L’union maghrébine ne pourra pas être forcée malgré les nombreux points communs culturels, sociaux et religieux qui lient nos peuples. Pour cela, ALGM présente les propositions suivantes indispensable pour une réelle intégration économique et sociale du Maghreb. 1.L’unité concrète de l’UMA ne pourra pas se concrétiser sans un réel partenariat économique entre les états membres. Nous proposons la création d’une instance supranational qui gèrera certains secteurs économiques commun à tous les pays maghrébin à l’instar de la Communauté européenne du charbon et de l’acier (CECA) crée en 1951 qui était le précurseur de la création de l’union européenne (UE). 2.Trois secteurs sont à gérer par instance. Premièrement, le secteur de transport intermaghrébin. Cette instance doit gérer la création et la maintenance d’un réseau de transport (routière, train et TGV) tout en terminant les projets déjà existant (Ex :

L’autoroute transmaghrébine, La Route transsaharienne) et de lancer de nouveau projets. Deuxièmement, le secteur de l’énergie. Cette instance doit gérer un projet d’interconnexion des réseaux électriques intermaghrébins et créer des centrale de production de l’énergie solaire et éolienne (et autres). Ces réseaux seront utilisés également pour l’exportation de l’électricité vers l’Europe et l’Afrique subsaharienne. Troisièmement, le secteur de l’agriculture. Une gestion commune de certain projets d’agriculture permettrons une autosuffisance des tous les pays maghrébins en plusieurs denrées alimentaires. Et à terme, ça va transformer la région en un exportateur agricole mondial important et incontournable. 3.Certaines zones, très vaste, qui relient les pays maghrébins sont sous-peuplées (voir non-peuplées), ce qui constitue un obstacle devant tout échange entre certains pays maghrébins et limite les chances d’une union maghrébines effective.

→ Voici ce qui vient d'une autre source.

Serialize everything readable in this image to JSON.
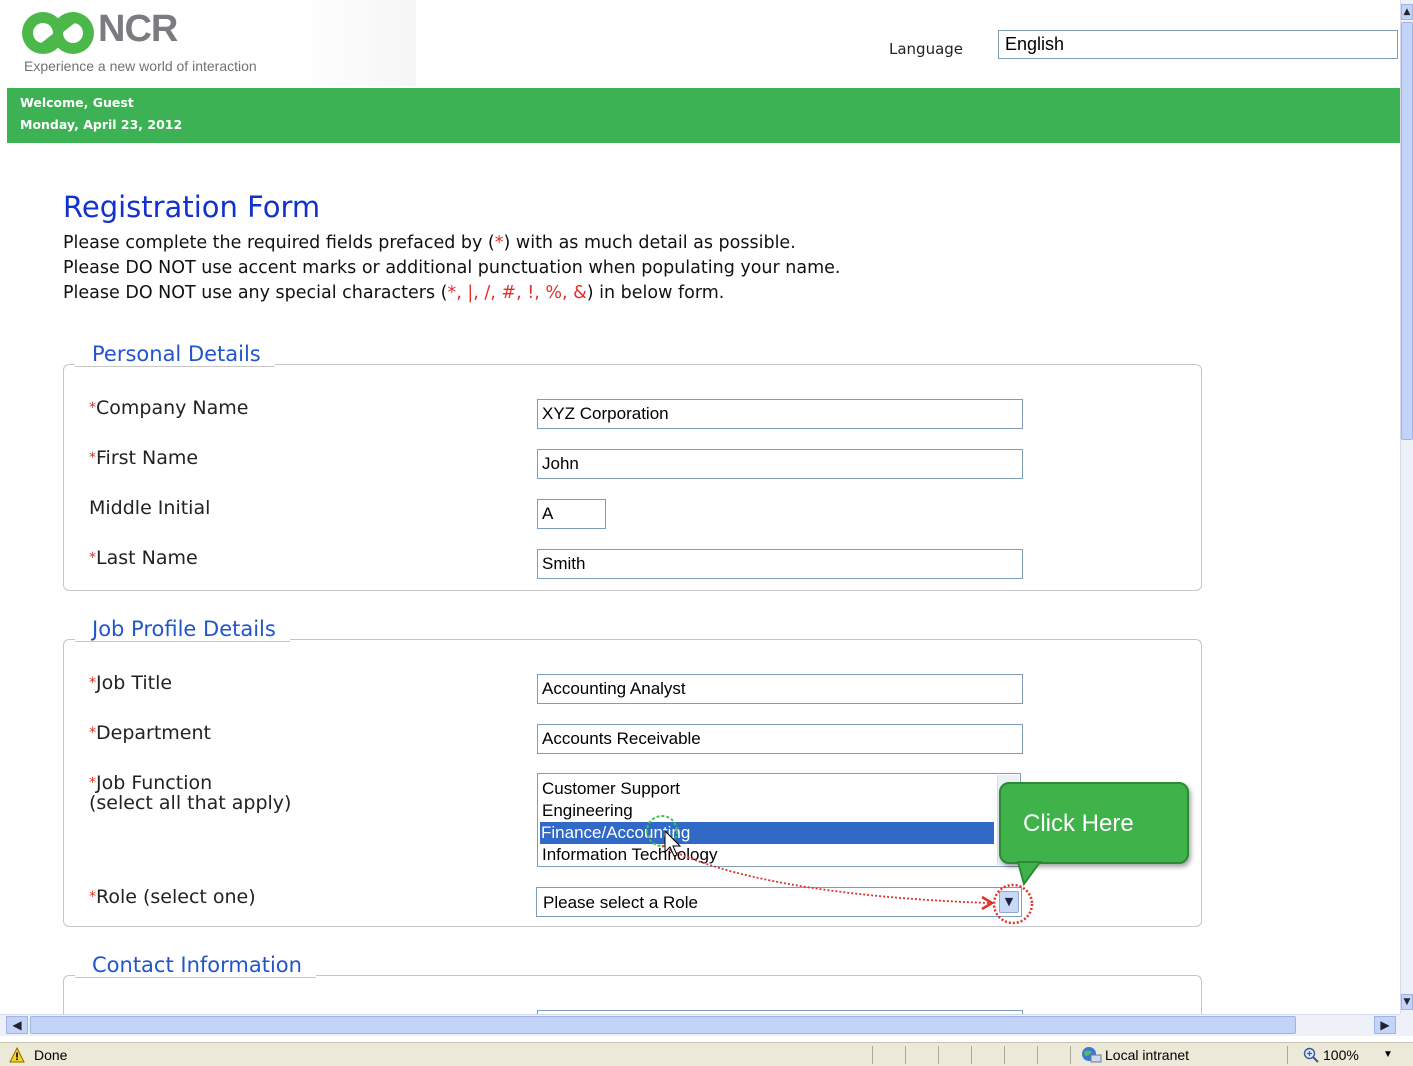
{
  "header": {
    "logo_text": "NCR",
    "tagline": "Experience a new world of interaction",
    "language_label": "Language",
    "language_value": "English"
  },
  "welcome": {
    "greeting": "Welcome, Guest",
    "date": "Monday, April 23, 2012"
  },
  "form": {
    "title": "Registration Form",
    "intro1_a": "Please complete the required fields prefaced by (",
    "intro1_star": "*",
    "intro1_b": ") with as much detail as possible.",
    "intro2": "Please DO NOT use accent marks or additional punctuation when populating your name.",
    "intro3_a": "Please DO NOT use any special characters (",
    "intro3_chars": "*, |, /, #, !, %, &",
    "intro3_b": ") in below form.",
    "required_mark": "*"
  },
  "personal": {
    "legend": "Personal Details",
    "company_label": "Company Name",
    "company_value": "XYZ Corporation",
    "first_label": "First Name",
    "first_value": "John",
    "middle_label": "Middle Initial",
    "middle_value": "A",
    "last_label": "Last Name",
    "last_value": "Smith"
  },
  "job": {
    "legend": "Job Profile Details",
    "title_label": "Job Title",
    "title_value": "Accounting Analyst",
    "dept_label": "Department",
    "dept_value": "Accounts Receivable",
    "function_label": "Job Function",
    "function_sub": "(select all that apply)",
    "function_options": [
      "Customer Support",
      "Engineering",
      "Finance/Accounting",
      "Information Technology"
    ],
    "function_selected": "Finance/Accounting",
    "role_label": "Role (select one)",
    "role_value": "Please select a Role"
  },
  "contact": {
    "legend": "Contact Information"
  },
  "callout": {
    "text": "Click Here"
  },
  "statusbar": {
    "status": "Done",
    "zone": "Local intranet",
    "zoom": "100%"
  },
  "colors": {
    "brand_green": "#3cb254",
    "title_blue": "#1133cc",
    "legend_blue": "#2255cc",
    "required_red": "#e0302a",
    "selection_blue": "#3169c6"
  },
  "icons": [
    "ncr-logo-icon",
    "dropdown-arrow-icon",
    "warning-icon",
    "globe-icon",
    "zoom-icon",
    "mouse-cursor-icon"
  ]
}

Ces zones sont situées notamment au sud de l’Algérie, le nord de la Mauritanie, le sud et le sud-ouest de la Libye. Les trois projets cités ci-dessus, doivent concentrer une grande partie des leurs projets dans cette zone déserté. Ainsi, à terme, des petites et moyennes villes verront le jour dans ces zones ce qui va booster la mobilité et les échange économique intermaghrébins et entre le Maghreb et l’Afrique. 4.L’ouverture des frontières et l’annulation des visas imposés entre certains pays de l’UMA pour une libre circulation des personnes sont des mesures urgentes à entreprendre. 5.Le marché unique, l’annulation des barrières douanières et l’harmonisation des règlementations ne représentent pas une priorité en vue d’une union maghrébine effective. Ces sujets peuvent être traités posément sur le long terme vu leurs complexités et technicités.